Silver Travel Advisor Travel Writing Workshop

After our travel writing workshop, we ask each attendee to write an article for critique by Nick Dalton, the idea being that they can make good use of their newly honed skills.

Steve Francis decided to do just that but with a twist! Rather than writing a piece about a destination, he wrote about the course itself, and his article below was duly critiqued by course tutor, Nick Dalton.

Steve’s Review

Following the demise of my parents I inherited a large box of photo albums and loose pictures all of which related to their lives before I came along and modified it. My children looking at the various photographs asked who, what, where and when to which I had no answer. It was at this point I decided to write my life story for them. I was on a yacht delivery from São Palo in Brazil to Falmouth, which was to be a three month journey , and thought to fill the time with writing. This branched out into keeping a journal of our escapades, storms encountered and the excitement of watching the coast of Cornwall growing out of the early morning mist. A new hobby was born.

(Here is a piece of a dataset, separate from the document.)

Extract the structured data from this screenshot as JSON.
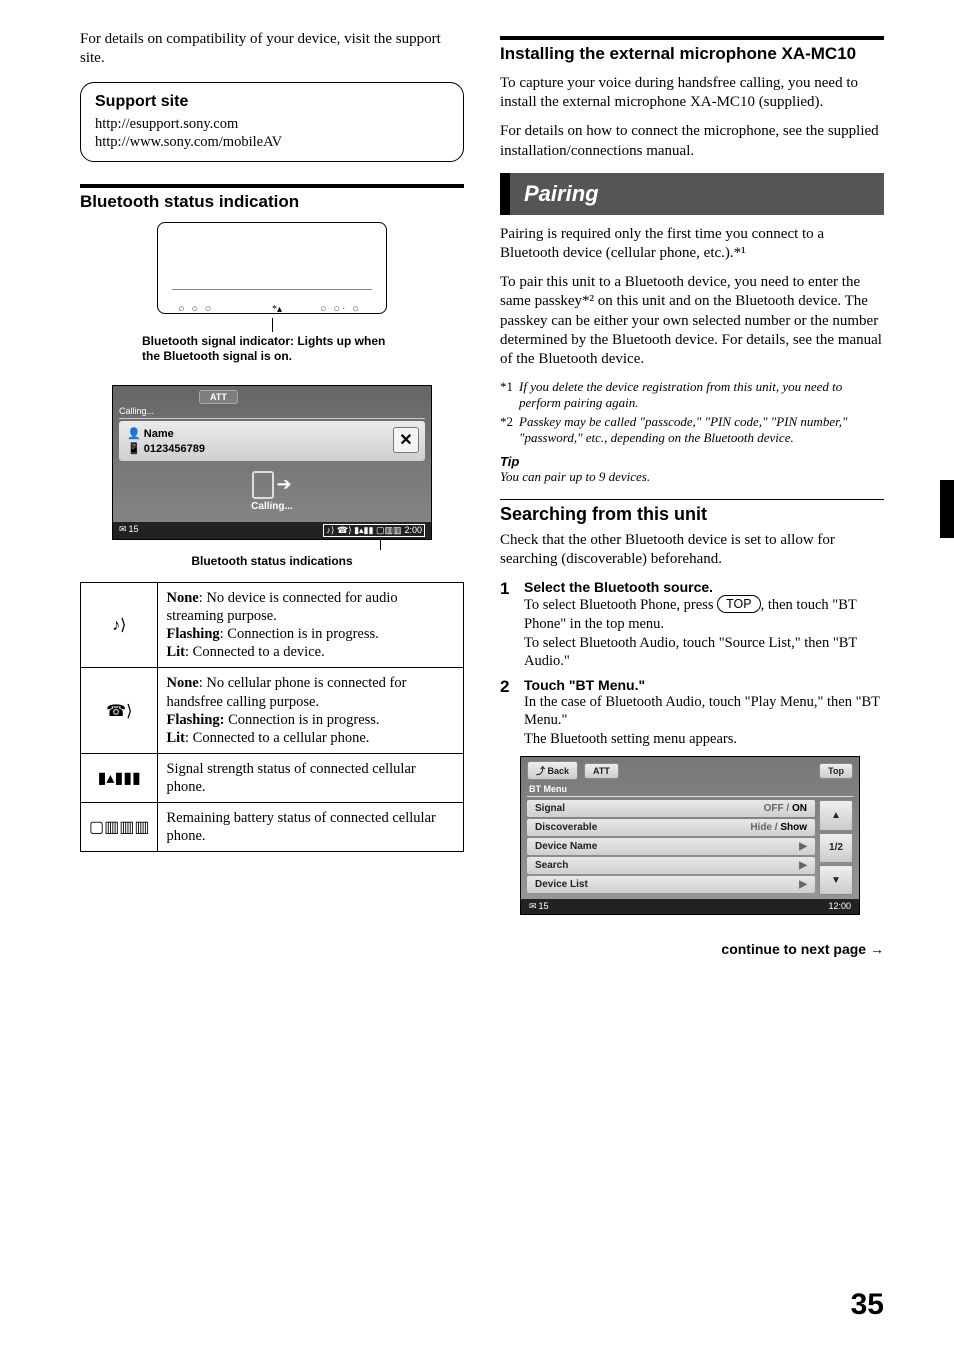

Having written several blogs for Silver Travel Adviser about my travels in Thailand I thought attending the witting course might sort out some of the wobbly things that happen to me whilst putting pen to paper.

The trip from Falmouth to “Lunun” had its usual excitement of getting lost and being back in the capital. I alighted the underground at Hyde Park Corner as per the joining instructions and taking exit 3 headed for Grovesnor Place. I arrived at the same time as Mags and received a warm welcome from Debbie. After a welcoming cup of tea we casually talked together until our last attendee arrived and we sat down to introduce ourselves more formally. I was surprised to find we all had such different backgrounds and aims of what we wanted to achieve from the course. We had all had to write a 300 word piece on somewhere we had been and submit it for appraisal before the course. Everyone had edited to achieve this but my usual “last” entry was by far the longest, probably 600 words, as I’d done a calculation of 12 words to the line. I sat in trepidation as my essay was last, dreaming up various excuses for overrunning then it dawned on me that I needed to learn how to shorten my ramblings.

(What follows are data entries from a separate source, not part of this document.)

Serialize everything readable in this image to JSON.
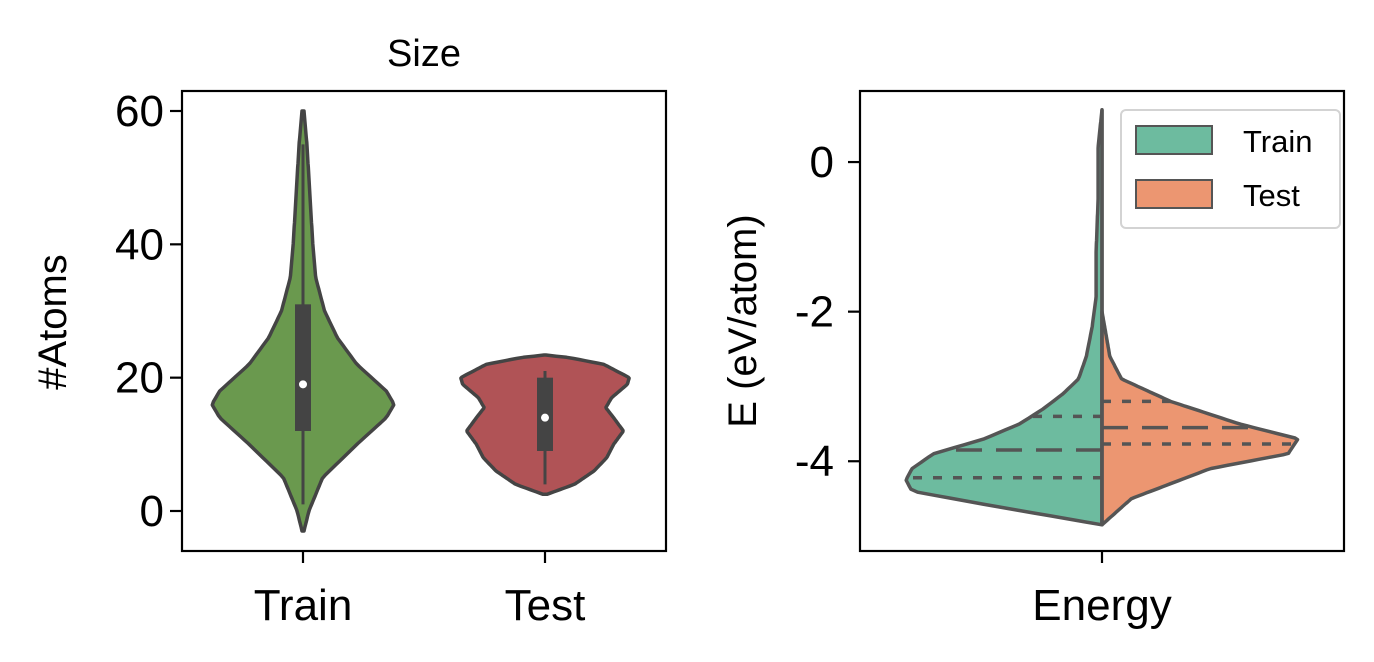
{
  "chart_data": [
    {
      "type": "violin",
      "title": "Size",
      "xlabel": "",
      "ylabel": "#Atoms",
      "ylim": [
        -6,
        63
      ],
      "yticks": [
        0,
        20,
        40,
        60
      ],
      "categories": [
        "Train",
        "Test"
      ],
      "series": [
        {
          "category": "Train",
          "color": "#6a994e",
          "median": 19,
          "q1": 12,
          "q3": 31,
          "whisker_low": 1,
          "whisker_high": 55,
          "density": [
            [
              -3,
              0.01
            ],
            [
              0,
              0.06
            ],
            [
              5,
              0.2
            ],
            [
              10,
              0.55
            ],
            [
              14,
              0.85
            ],
            [
              16,
              0.93
            ],
            [
              18,
              0.85
            ],
            [
              22,
              0.55
            ],
            [
              26,
              0.35
            ],
            [
              30,
              0.22
            ],
            [
              35,
              0.13
            ],
            [
              40,
              0.1
            ],
            [
              45,
              0.08
            ],
            [
              50,
              0.06
            ],
            [
              55,
              0.04
            ],
            [
              60,
              0.01
            ]
          ]
        },
        {
          "category": "Test",
          "color": "#b05356",
          "median": 14,
          "q1": 9,
          "q3": 20,
          "whisker_low": 4,
          "whisker_high": 21,
          "density": [
            [
              2.5,
              0.02
            ],
            [
              4,
              0.3
            ],
            [
              6,
              0.5
            ],
            [
              8,
              0.63
            ],
            [
              10,
              0.7
            ],
            [
              12,
              0.8
            ],
            [
              14,
              0.7
            ],
            [
              15.5,
              0.62
            ],
            [
              17,
              0.68
            ],
            [
              19,
              0.84
            ],
            [
              20,
              0.86
            ],
            [
              22,
              0.6
            ],
            [
              23,
              0.25
            ],
            [
              23.4,
              0.01
            ]
          ]
        }
      ]
    },
    {
      "type": "split-violin",
      "title": "",
      "xlabel": "",
      "ylabel": "E (eV/atom)",
      "ylim": [
        -5.2,
        0.95
      ],
      "yticks": [
        0,
        -2,
        -4
      ],
      "ytick_labels": [
        "0",
        "-2",
        "-4"
      ],
      "categories": [
        "Energy"
      ],
      "legend": {
        "position": "top-right",
        "entries": [
          "Train",
          "Test"
        ]
      },
      "series": [
        {
          "name": "Train",
          "side": "left",
          "color": "#6dbb9f",
          "quartiles": [
            -4.22,
            -3.85,
            -3.4
          ],
          "density": [
            [
              -4.85,
              0.0
            ],
            [
              -4.6,
              0.55
            ],
            [
              -4.4,
              0.97
            ],
            [
              -4.25,
              1.0
            ],
            [
              -4.1,
              0.97
            ],
            [
              -3.9,
              0.86
            ],
            [
              -3.7,
              0.6
            ],
            [
              -3.5,
              0.42
            ],
            [
              -3.3,
              0.3
            ],
            [
              -3.1,
              0.2
            ],
            [
              -2.9,
              0.12
            ],
            [
              -2.6,
              0.08
            ],
            [
              -2.2,
              0.05
            ],
            [
              -1.8,
              0.03
            ],
            [
              -1.2,
              0.03
            ],
            [
              -0.5,
              0.02
            ],
            [
              0.2,
              0.02
            ],
            [
              0.7,
              0.0
            ]
          ]
        },
        {
          "name": "Test",
          "side": "right",
          "color": "#ec9671",
          "quartiles": [
            -3.77,
            -3.55,
            -3.2
          ],
          "density": [
            [
              -4.85,
              0.0
            ],
            [
              -4.5,
              0.15
            ],
            [
              -4.3,
              0.35
            ],
            [
              -4.1,
              0.55
            ],
            [
              -3.9,
              0.95
            ],
            [
              -3.7,
              1.0
            ],
            [
              -3.5,
              0.7
            ],
            [
              -3.2,
              0.35
            ],
            [
              -2.9,
              0.1
            ],
            [
              -2.6,
              0.04
            ],
            [
              -2.0,
              0.0
            ]
          ]
        }
      ]
    }
  ]
}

The course instructors Deborah and Nick gave a great critique of our pieces giving good examples of how we could improve the piece we had written. We then had a chance to rewrite some of our submission using what we had learnt. The result was a great improvement by us all and I managed to shorten and liven up mine.

Lunch was a chance to chat and find out about each other’s travels, us silver travellers do get about you know, and gather information on places I would like to visit someday.

We had several other exercises which to tell of them would spoil it for future course attendees. The wind up consisted of blog and twitter advice with an added bonus of where to look for travel writing competitions. All too soon for all of us it was over and I for one sat dazed at the simple things I had overlooked when writing. It is so worthwhile doing the course even if you just keep a journal of your travels. The course was over and I had run out of excuses to stand and natter and absorb more information I had to leave. One last hug then I was out to the noise and bustle of London again with a dash across to Paddington station to beat the rush hour. I wonder if I could fill the gap left by Alan Whicker?

Nick’s critique

Well done, Steve. I think it would be a foolish person to disagree with your travel writing views of a travel writing course!

As we talked about on the course, you have found an interesting way into the piece with the box of photos. It’s a rather moving introduction although perhaps you could have introduced a little more of a travel element into it – were there photographs of family holidays, of destinations that have become important family meeting spots?

Then perhaps tell us a little more about your journal – there must surely be some good stories there. And how much did you write?

I like the autobiographical thread that runs through the piece,  from sailing around the world to getting lost in London. And all credit for recognising that there is always something to learn when it comes to writing. And for seeing how results can be immediate.

Although I like the Alan Whicker line I might have been tempted to bring the piece full circle, saying something like ‘Who’d have thought that a dusty box of family photos could have changed my life in such a big way.’

But I’m impressed that you have taken on board things that Deborah and I said, and have chosen a very different piece of writing for your homework. And I’m glad that you’ve manage to have a pleasing social occasion as well as a travel writing course.